ホームズとポアロ 〜アンソレイエ学園事件簿〜

「誰か……来た……?」

アルテミスが、わずかにかすれた声でつぶやいた。
記念塔の静寂が、張りつめた空気と共に凍りつく。

下の階から、再び軋むような足音。

ティリットが咄嗟に懐中電灯の光を消した。
月明かりだけが、かろうじて四人の顔を照らしている。

「隠れる場所を探して……!」

セレネが低く言い、すぐ近くの古びたカーテンの裏と、支柱の影へと身を滑らせた。

アルテミスとリベルタは、塔の壁に密着しながら耳を澄ませる。
足音はひとつ。誰か一人が、確実に階段を上がってくる。

やがて、扉がゆっくりと開く。
そこに現れたのは、一人の教師だった。

アレクシア・ダール。
落ち着いた佇まいと知的な風貌の、歴史担当の女性教員。
昼間、理事長室前で時計の盗難を話していた中の一人だ。

「やはり、ここに来ていたのね」

アレクシアは誰に話しかけるでもなく、静かに呟いた。
そして、彼女は真っすぐに天井のMの場所へと向かった。

「知ってる? これはMemory(記憶)の頭文字なの」

まるで独り言のように語る声が、塔に反響する。

「この学園の真実を、忘れさせないための印」

四人は息を呑み、固唾をのんで見守る。

彼女は天井の仕掛けを開け、そこに残された空の箱を見て、ふっと小さく笑った。

「なるほど、あの子たちが先に辿り着いたのね」

その瞬間、セレネが壁際から静かに出てきた。

「どうして、ここに?」

問いかけの声には、警戒と確信の両方が滲んでいた。
アレクシアは、まるで驚いた様子も見せずに振り返る。

「それを聞くのは、私の方じゃないかしら?あなたたち、立ち入り禁止区域で何をしているの?」

他の3人もカーテンや壁から姿を現す。

「この場所を知っていて、しかもMの意味まで……あなたが犯人なの?」

アルテミスの言葉に、アレクシアは静かに首を振った。

「いいえ。
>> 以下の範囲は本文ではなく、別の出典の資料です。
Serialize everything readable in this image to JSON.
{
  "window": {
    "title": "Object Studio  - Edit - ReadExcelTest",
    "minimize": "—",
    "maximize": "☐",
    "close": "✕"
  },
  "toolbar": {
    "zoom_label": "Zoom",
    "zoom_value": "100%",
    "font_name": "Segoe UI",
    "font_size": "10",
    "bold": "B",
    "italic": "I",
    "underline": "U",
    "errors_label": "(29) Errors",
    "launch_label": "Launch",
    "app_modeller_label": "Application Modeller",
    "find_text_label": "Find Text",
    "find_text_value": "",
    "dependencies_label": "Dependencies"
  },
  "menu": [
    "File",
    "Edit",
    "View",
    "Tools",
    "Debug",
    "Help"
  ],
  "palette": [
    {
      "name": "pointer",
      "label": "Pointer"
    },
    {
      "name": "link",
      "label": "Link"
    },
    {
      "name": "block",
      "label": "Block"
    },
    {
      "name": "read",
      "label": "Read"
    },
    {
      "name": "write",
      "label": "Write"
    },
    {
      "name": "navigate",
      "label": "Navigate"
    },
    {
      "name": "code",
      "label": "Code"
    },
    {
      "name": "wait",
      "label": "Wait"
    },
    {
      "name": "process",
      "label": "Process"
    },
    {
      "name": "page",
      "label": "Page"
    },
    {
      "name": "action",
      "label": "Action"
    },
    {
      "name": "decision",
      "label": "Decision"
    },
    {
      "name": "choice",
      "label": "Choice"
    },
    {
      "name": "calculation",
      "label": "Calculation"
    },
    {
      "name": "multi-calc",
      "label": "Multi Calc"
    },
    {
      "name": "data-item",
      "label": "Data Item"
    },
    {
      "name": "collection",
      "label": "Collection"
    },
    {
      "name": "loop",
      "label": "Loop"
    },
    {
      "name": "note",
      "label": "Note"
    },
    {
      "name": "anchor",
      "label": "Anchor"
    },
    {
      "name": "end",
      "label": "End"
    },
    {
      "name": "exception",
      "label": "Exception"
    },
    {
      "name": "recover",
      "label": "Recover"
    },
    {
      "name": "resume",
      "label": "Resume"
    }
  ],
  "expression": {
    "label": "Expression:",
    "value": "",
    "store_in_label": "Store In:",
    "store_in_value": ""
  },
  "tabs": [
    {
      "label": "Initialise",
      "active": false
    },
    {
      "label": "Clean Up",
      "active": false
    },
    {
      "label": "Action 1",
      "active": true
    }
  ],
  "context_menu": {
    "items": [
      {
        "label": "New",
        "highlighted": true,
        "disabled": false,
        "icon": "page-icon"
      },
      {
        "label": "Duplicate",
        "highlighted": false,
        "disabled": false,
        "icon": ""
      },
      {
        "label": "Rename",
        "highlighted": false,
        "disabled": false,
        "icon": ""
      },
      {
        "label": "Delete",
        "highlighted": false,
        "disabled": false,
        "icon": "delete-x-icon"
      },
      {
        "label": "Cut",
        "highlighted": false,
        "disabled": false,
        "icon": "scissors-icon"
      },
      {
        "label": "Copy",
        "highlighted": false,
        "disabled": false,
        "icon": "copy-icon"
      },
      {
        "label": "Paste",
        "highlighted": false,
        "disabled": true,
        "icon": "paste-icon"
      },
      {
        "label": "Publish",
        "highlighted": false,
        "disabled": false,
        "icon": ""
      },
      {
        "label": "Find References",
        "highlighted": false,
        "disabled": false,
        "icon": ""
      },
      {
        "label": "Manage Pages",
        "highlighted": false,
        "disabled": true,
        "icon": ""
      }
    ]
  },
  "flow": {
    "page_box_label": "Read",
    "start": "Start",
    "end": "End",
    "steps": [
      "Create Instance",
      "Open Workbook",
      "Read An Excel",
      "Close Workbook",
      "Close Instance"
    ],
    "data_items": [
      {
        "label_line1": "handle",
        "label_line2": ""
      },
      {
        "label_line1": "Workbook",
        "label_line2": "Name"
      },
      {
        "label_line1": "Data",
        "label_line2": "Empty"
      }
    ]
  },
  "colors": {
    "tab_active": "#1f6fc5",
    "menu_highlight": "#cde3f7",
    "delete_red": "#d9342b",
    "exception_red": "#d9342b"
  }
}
けれど、私は知っているの。盗まれた時計と、この塔に残された記憶が、同じものを象徴していることを」

「それってどういう意味ですか?」
ティリットが前に出る。

アレクシアは少しだけ微笑む。

「本物の懐中時計には、ある記録が刻まれているの。C.L.ヴァレンタイン、創設者が遺した学園最大の秘密よ」

四人の顔が強ばる。

「つまり、犯人はその秘密を利用しようとしている……?」

リベルタの問いに、アレクシアは答えず、そっと視線を落とす。

「この先は、あなたたち自身で見つけなさい。私は手出しをしないと決めたの」

そう言い残して、アレクシアは階段を降りていった。